Importance of realism in procedurally-generated synthetic images for deep learning: case studies in maize and canola
This work addresses the challenge of data scarcity in agricultural deep learning by demonstrating the importance of realism in synthetic data, though it is incremental as it builds on existing L-systems and synthetic data methods.
The paper tackled the problem of expensive annotated image acquisition for training neural networks in crop plant phenotyping by using procedurally-generated synthetic images from L-systems, finding that increasing realism in synthetic images drastically improved prediction results on real images, with specific gains observed in maize and canola case studies.

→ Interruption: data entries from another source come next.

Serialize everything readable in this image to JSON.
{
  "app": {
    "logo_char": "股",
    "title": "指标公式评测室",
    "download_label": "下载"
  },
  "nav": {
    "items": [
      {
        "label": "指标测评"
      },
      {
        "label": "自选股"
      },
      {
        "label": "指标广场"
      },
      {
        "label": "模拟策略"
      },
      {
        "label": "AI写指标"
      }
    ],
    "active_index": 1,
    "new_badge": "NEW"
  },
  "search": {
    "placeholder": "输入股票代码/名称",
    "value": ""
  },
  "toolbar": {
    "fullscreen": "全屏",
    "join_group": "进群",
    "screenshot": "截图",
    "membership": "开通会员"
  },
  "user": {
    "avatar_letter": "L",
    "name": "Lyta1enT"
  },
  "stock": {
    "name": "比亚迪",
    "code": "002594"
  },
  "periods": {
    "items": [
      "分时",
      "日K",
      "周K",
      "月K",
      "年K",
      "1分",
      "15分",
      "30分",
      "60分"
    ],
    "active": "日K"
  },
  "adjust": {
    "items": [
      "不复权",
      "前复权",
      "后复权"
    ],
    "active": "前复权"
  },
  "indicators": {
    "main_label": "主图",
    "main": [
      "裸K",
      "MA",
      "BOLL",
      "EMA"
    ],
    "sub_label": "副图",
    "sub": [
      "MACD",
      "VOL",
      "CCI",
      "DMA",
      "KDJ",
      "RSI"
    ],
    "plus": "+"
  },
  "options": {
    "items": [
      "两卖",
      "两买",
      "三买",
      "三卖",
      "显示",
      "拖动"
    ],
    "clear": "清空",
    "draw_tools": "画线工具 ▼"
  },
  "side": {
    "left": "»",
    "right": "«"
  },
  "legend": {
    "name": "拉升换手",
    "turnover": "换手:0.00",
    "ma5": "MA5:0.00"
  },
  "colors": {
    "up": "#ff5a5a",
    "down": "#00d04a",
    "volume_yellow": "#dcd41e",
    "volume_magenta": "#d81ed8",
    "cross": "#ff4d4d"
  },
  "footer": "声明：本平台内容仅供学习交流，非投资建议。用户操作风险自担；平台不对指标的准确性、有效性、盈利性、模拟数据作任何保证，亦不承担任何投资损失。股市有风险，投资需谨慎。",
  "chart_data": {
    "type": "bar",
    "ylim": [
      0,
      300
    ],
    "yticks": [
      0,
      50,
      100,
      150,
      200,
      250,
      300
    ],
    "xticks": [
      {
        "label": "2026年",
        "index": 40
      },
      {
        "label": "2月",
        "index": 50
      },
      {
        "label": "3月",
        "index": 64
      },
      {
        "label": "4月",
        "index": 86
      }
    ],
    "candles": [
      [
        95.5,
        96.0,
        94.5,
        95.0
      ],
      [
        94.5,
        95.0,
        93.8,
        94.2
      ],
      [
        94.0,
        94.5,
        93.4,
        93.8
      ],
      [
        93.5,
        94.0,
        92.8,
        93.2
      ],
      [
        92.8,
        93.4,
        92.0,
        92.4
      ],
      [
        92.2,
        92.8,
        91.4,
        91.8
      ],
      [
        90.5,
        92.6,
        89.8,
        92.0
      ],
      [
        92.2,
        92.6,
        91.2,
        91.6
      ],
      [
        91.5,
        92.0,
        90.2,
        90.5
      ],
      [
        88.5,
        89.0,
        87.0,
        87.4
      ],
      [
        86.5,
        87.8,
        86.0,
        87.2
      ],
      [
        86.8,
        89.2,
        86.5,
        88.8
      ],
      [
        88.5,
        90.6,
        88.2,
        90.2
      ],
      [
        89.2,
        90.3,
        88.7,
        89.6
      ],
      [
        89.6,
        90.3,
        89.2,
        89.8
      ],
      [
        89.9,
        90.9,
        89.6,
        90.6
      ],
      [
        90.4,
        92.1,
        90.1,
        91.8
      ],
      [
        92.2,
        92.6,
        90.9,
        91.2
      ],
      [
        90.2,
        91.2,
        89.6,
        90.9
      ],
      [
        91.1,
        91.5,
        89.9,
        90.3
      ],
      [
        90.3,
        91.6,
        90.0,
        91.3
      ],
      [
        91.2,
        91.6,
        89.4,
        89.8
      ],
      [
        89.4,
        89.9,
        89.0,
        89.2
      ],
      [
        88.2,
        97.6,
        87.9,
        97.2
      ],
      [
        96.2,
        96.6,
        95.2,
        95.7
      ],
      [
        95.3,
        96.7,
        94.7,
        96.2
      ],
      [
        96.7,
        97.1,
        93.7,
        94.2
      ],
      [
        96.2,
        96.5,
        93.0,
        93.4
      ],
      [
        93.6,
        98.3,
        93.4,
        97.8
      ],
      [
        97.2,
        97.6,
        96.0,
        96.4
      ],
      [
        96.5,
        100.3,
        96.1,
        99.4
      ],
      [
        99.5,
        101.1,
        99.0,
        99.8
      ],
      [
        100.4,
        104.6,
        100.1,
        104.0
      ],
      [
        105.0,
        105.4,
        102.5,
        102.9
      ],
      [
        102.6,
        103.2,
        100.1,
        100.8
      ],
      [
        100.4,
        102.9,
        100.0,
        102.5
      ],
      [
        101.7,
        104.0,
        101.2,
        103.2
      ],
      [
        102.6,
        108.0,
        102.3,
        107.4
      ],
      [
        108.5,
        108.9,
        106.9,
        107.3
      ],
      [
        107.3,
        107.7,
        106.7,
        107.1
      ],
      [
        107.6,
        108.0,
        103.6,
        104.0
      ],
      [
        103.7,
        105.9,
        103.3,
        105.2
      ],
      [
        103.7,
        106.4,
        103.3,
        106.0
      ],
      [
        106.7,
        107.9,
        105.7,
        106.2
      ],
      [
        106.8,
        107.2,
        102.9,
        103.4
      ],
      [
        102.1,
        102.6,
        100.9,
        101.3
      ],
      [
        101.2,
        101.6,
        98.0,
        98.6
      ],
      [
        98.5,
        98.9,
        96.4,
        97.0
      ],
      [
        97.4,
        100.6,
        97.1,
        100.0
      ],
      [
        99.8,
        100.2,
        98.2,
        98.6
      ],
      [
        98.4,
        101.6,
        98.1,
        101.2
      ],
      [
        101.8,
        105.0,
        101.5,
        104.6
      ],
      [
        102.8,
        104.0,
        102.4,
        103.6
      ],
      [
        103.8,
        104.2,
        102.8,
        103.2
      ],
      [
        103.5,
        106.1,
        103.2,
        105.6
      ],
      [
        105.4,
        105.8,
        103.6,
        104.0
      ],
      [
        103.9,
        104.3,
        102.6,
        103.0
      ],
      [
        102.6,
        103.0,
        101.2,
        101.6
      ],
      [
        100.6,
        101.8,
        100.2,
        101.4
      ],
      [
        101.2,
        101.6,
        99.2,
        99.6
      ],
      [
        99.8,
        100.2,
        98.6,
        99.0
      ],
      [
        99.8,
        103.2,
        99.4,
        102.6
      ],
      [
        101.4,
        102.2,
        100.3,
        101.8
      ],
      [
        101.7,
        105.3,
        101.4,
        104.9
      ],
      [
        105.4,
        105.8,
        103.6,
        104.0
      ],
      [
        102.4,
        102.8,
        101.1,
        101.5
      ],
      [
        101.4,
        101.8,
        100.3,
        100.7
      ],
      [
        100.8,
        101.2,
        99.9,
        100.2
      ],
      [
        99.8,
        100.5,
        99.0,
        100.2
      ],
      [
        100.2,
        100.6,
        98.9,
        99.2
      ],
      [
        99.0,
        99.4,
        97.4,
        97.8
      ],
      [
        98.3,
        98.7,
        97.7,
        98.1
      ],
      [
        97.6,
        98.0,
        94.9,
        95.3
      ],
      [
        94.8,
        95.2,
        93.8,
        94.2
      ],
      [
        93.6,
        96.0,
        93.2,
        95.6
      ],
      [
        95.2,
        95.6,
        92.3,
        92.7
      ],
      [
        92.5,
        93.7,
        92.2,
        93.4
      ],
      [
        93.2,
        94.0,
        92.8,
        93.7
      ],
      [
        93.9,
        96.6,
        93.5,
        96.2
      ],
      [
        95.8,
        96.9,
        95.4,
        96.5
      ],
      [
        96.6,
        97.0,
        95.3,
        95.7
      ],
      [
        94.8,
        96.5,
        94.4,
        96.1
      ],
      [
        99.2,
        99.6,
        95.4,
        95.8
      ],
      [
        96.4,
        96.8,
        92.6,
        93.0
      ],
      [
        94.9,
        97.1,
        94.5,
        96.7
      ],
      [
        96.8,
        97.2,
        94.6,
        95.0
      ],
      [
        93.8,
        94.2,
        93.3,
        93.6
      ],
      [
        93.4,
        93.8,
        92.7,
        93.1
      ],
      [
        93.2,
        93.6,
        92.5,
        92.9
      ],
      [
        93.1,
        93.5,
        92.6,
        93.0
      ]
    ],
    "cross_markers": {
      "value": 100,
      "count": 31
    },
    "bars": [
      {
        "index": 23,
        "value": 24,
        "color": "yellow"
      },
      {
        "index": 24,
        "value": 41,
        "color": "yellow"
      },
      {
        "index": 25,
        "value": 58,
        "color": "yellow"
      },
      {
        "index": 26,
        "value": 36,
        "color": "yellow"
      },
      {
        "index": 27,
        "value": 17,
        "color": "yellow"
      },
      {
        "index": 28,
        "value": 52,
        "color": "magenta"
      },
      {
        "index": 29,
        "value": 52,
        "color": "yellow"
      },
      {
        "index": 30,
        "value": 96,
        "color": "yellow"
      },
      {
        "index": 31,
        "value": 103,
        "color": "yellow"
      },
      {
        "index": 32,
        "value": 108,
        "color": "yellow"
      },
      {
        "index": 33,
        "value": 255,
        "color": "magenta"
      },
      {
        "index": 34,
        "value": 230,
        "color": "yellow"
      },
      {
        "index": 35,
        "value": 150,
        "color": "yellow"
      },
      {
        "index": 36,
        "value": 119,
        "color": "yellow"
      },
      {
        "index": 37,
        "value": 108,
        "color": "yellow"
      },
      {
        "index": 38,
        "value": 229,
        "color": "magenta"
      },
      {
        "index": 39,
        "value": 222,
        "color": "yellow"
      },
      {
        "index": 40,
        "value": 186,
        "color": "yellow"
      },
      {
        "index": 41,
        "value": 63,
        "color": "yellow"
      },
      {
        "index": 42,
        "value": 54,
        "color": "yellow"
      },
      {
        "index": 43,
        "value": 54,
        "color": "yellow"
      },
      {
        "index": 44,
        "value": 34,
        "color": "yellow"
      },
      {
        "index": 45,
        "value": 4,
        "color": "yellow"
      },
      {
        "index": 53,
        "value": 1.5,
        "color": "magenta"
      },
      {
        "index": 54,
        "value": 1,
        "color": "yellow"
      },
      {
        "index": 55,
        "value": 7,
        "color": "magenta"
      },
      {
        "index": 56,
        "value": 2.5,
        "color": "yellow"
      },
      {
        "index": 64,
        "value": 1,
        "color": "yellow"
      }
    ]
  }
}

Artificial neural networks are often used to identify features of crop plants. However, training their models requires many annotated images, which can be expensive and time-consuming to acquire. Procedural models of plants, such as those developed with Lindenmayer-systems (L-systems) can be created to produce visually realistic simulations, and hence images of plant simulations, where annotations are implicitly known. These synthetic images can either augment or completely replace real images in training neural networks for phenotyping tasks. In this paper, we systematically vary amounts of real and synthetic images used for training in both maize and canola to better understand situations where synthetic images generated from L-systems can help prediction on real images. This work also explores the degree to which realism in the synthetic images improves prediction. We have five different variants of a procedural canola model (these variants were created by tuning the realism while using calibration), and the deep learning results showed how drastically these results improve as the canola synthetic images are made to be more realistic. Furthermore, we see how neural network predictions can be used to help calibrate L-systems themselves, creating a feedback loop.